TRIESTE – The Port of Ravenna has adopted its new 2026–2028 Three-Year Operational Plan and is restating its ambition: to consolidate its role nationally and to count more in the balance of power in the Northern Adriatic.

The North-Central Adriatic Sea Port System Authority approved the document through a resolution of the Management Committee. The plan marks a shift from the past, in a more unstable international context and with the need to plug into Europe’s major logistics corridors.

The message is straightforward: infrastructure and intermodality are the priorities. Strengthening quay walls, adapting to new dredged depths, and building new basins for energy projects go hand in hand with last-mile works. These include completion of the railway backbones on the right and left banks of the canal, links to terminals, logistics platforms and the customs free zone. The plan also foresees removing rail–road conflicts and building a second movable bridge over the Candiano Canal.

Rail is the core issue. The plan references the quadrupling of the Bologna–Castel Bolognese line, but above all the need for an adequate freight route from Ravenna via Ferrara toward Suzzara and then on to the Brenner. The goal is to prevent the port from being sidelined in north–south flows once the Brenner Base Tunnel comes into service between 2032 and 2035.

Within this framework, Ravenna is also looking at the Upper Adriatic port system. The plan mentions synergies with regional marinas, river–sea links and international traffic, as well as agreements with inland terminals and airports to strengthen the commercial offer and the cruise segment, where the city is already a home port.

On the road side, the plan reiterates the need for the Nuova Romea Commerciale or a variant of the SS 309/E55 to create a fast connection with Mestre.
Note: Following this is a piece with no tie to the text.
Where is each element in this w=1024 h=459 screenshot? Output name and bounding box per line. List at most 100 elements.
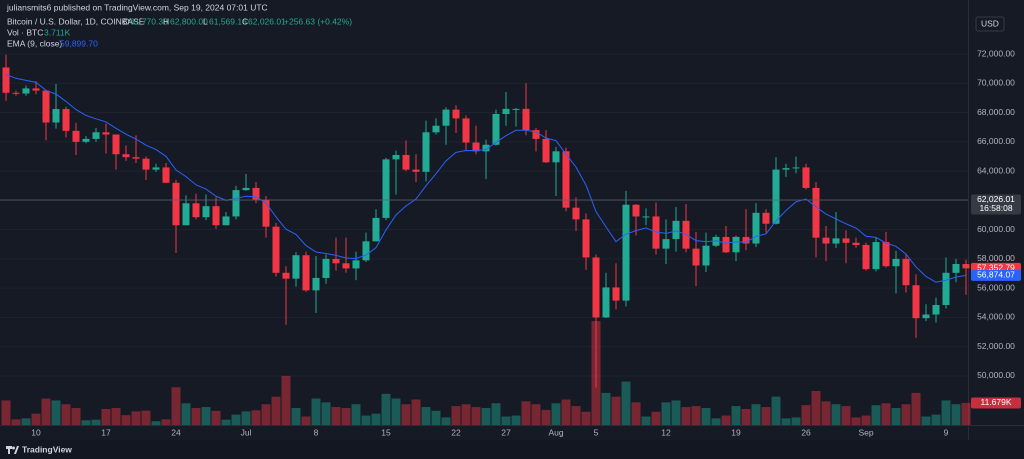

This, too, is presented as part of the strategy to anchor Ravenna more firmly within the corridors linking the Adriatic to Central Europe.

Innovation is also on the agenda: port digitalisation, virtual gates, 5G coverage, cold ironing from renewable sources, low-impact vessels. National-level projects cited as compatible with Ravenna include an agri-food and cold-chain market and initiatives linked to Carbon Capture and Storage.

President Francesco Benevolo recalled that 2025 closed with a new record, with over 28 million tonnes handled. With the 2026–2028 Plan, the port aims to turn that result into a structural base, strengthening its competitive standing and seeking a more defined role in the Northern Adriatic chessboard.